Este estudo vem confirmar a teoria generalizada sobre a importância que os factores antropogénicos têm na ocorrência do fogo em regiões de savana de África Ocidental, e compreender a interacção entre os vários factores que determinam a ocorrência do fogo - climáticos, físicos e antropogénicos – e a sua importância na Guiné-Bissau. Para além desta análise qualitativa, este estudo permitiu também identificar a enorme dependência de factores externos - e.g., preços de mercado do caju e do arroz, condições climáticas - a que o sistema agrícola do país está sujeito. Esta tamanha dependência provoca uma grande variabilidade dos sistemas agrícolas adoptados pelas populações, derivada da instabilidade na segurança alimentar e que, neste caso em estudo concreto, se reflectiu no retorno à prática de agricultura em sistemas de sequeiro, com recurso à queimada.
Uma vez que a análise e interpretação do padrão espacial e temporal de ocorrência do fogo na GB foi feita essencialmente de forma qualitativa, dever-se-ia considerar, no futuro, uma abordagem mais quantitativa, e.g., através da construção e validação de modelos que permitam identificar o sinal e a magnitude da contribuição de variáveis explicativas para a ocorrência do fogo neste país.

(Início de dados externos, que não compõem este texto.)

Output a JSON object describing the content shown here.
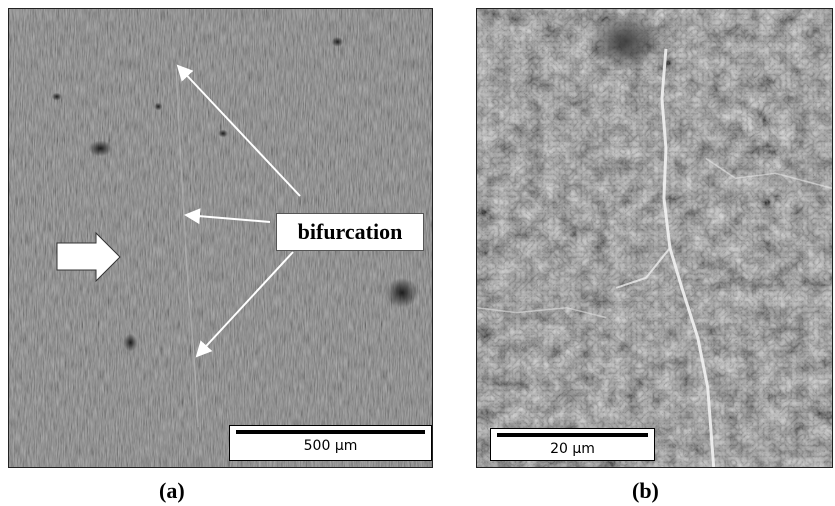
{
  "panels": [
    {
      "label": "(a)",
      "scale_bar": "500 µm",
      "callout": "bifurcation"
    },
    {
      "label": "(b)",
      "scale_bar": "20 µm"
    }
  ],
  "colors": {
    "background": "#ffffff",
    "sem_gray_a": "#6e6e6e",
    "sem_gray_b": "#8a8a8a",
    "annotation": "#ffffff"
  },
  "icons": {
    "direction_arrow": "block-arrow-right-icon"
  }
}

A produção da cartografia de áreas ardidas com base em imagens de alta resolução espacial (i.e., Landsat) para os anos de 1986, 2002, e 2007, e a sua consequente disponibilização para a comunidade científica, permitirá ainda a realização de estudos subsequentes, só possíveis com a existência deste tipo de informação. Entres estes, encontram-se os estudos de calibração e validação de produtos de áreas ardidas obtidos com dados de detecção remota de menor resolução espacial, e.g., MODIS, SPOT VEGETATION (Silva et al., 2005).
No contexto actual em que vivemos, com a consciencialização da dimensão que a desflorestação tem na emissão de gases com efeito de estufa, o fogo, enquanto ferramenta de desflorestação e de degradação dos recursos naturais, merece uma maior atenção. Este trabalho pretendeu ser apenas uma primeira abordagem à temática do fogo na GB, país para o qual existe muito pouca informação disponível. No entanto, considera-se essencial estender esta análise mais detalhada, efectuada com as imagens Landsat, ao resto do território, assim como calcular a incidência de área ardida por tipo de coberto do solo recorrendo a produtos mais detalhados que o disponibilizado pelo sensor MODIS e com uma maior fiabilidade, que as cartas 1:50000 de 1953 já não conseguem assegurar.
Muito embora este estudo tenha um óbvio interesse académico, é fundamental explorar esta sua dimensão prática.